Terpidana Jadi Dirut Transjakarta, Bukti Lemahnya Peran TGUPP


Putri Anisa Yuliani | Megapolitan

PENUNJUKAN terpidana kasus penipuan Donny Andy Saragih sebagai direktur utama PT Transjakarta dinilai sebagai kelalaian.

Pakar kebijakan publik Trubus Rahadiansyah menilai kelalaian yang dibuat Gubernur DKI Jakarta Anies Baswedan juga disebabkan tidak berfungsinya Tim Gubernur Untuk Percepatan Pembangunan (TGUPP) secara maksimal dalam memberikan rekomendasi serta saran.

"Oya, ini TGUPP lemah. Dia kan berperan memberikan saran kepada Pak Gubernur entah soal kebijakan juga harusnya termasuk soal pengisi jabatan strategis seperti BUMD," ungkap Trubus saat dihubungi Media Indonesia, Selasa (28/1).

Ia menilai kehadiran TGUPP yang sudah diisi oleh 65 anggota dengan lima bidang salah satunya bidang pencegahan korupsi semestinya bisa memberikan gambaran mengenai calon pejabat yang bersih dari berbagai kasus pidana.

Namun, fungsi ini gagal dengan ditunjuknya Donny sebagai dirut PT Trans-Jakarta yang lantas segera dicopot setelah ketahuan menjadi terpidana penipuan.
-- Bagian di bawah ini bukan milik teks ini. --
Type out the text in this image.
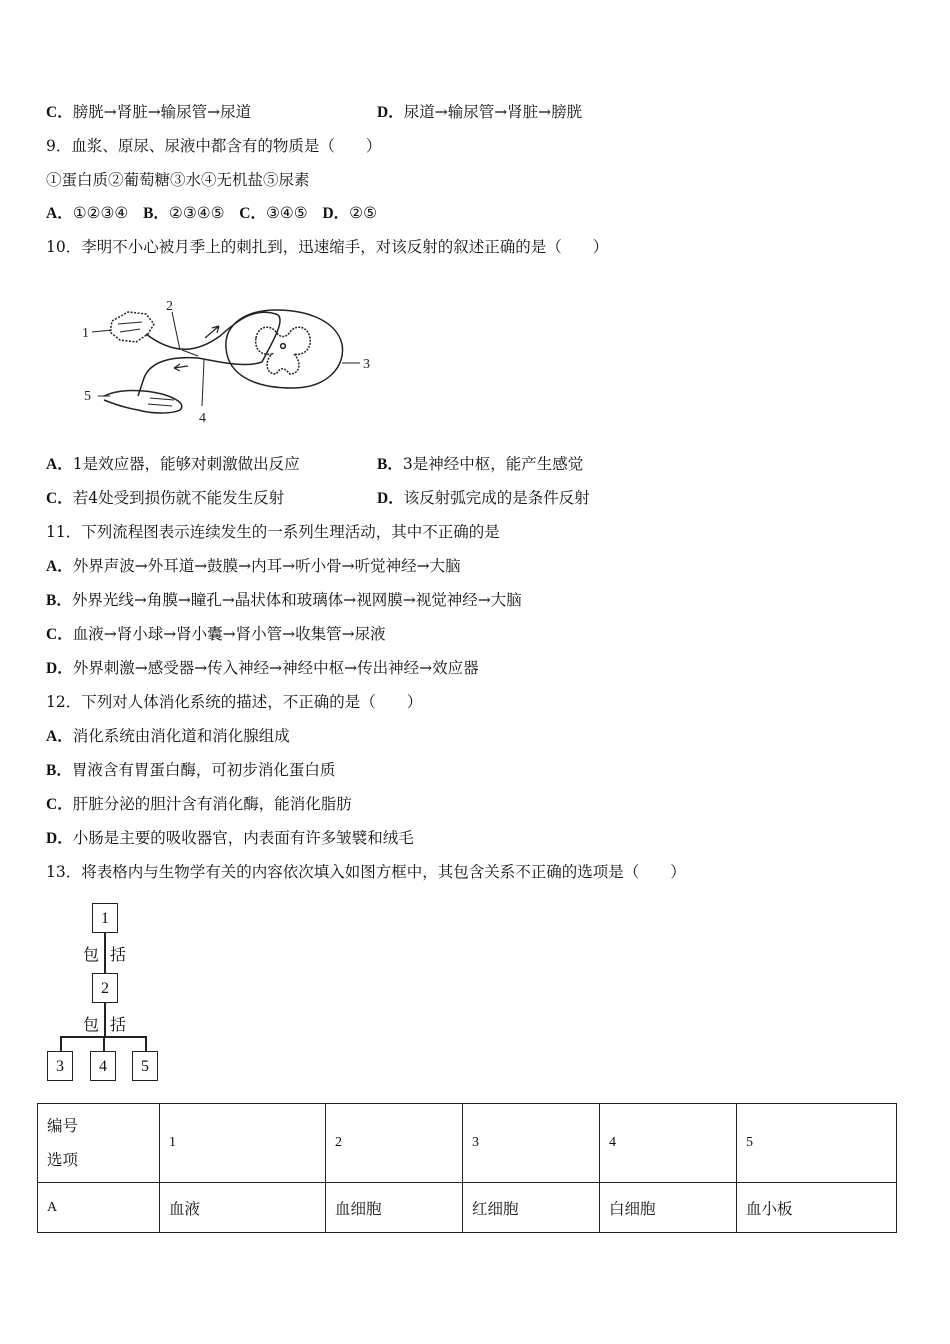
C．膀胱→肾脏→输尿管→尿道	D．尿道→输尿管→肾脏→膀胱
9．血浆、原尿、尿液中都含有的物质是（　　）
①蛋白质②葡萄糖③水④无机盐⑤尿素
A．①②③④ B．②③④⑤ C．③④⑤ D．②⑤
10．李明不小心被月季上的刺扎到，迅速缩手，对该反射的叙述正确的是（　　）
1
2
3
4
5
A．1是效应器，能够对刺激做出反应	B．3是神经中枢，能产生感觉
C．若4处受到损伤就不能发生反射	D．该反射弧完成的是条件反射
11．下列流程图表示连续发生的一系列生理活动，其中不正确的是
A．外界声波→外耳道→鼓膜→内耳→听小骨→听觉神经→大脑
B．外界光线→角膜→瞳孔→晶状体和玻璃体→视网膜→视觉神经→大脑
C．血液→肾小球→肾小囊→肾小管→收集管→尿液
D．外界刺激→感受器→传入神经→神经中枢→传出神经→效应器
12．下列对人体消化系统的描述，不正确的是（　　）
A．消化系统由消化道和消化腺组成
B．胃液含有胃蛋白酶，可初步消化蛋白质
C．肝脏分泌的胆汁含有消化酶，能消化脂肪
D．小肠是主要的吸收器官，内表面有许多皱襞和绒毛
13．将表格内与生物学有关的内容依次填入如图方框中，其包含关系不正确的选项是（　　）
1
包 括
2
包 括
3	4	5
编号
选项	1	2	3	4	5
A	血液	血细胞	红细胞	白细胞	血小板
"Mereka kan seharusnya membantu Pemprov DKI dan SKPD termasuk BP BUMD yang melakukan seleksi untuk melacak rekam jejak dan apakah yang bersangkutan pernah berkasus. Tapi ini malah gagal dan membuat polemik baru," tukasnya.

Sementara itu, ia menilai Pemprov DKI perlu membuat investigasi untuk mengetahui penyebab ditunjuknya Donny menjadi dirut PT Trans-Jakarta. Investigasi ini sebaiknya melibatkan pihak luar seperti Ombudsman.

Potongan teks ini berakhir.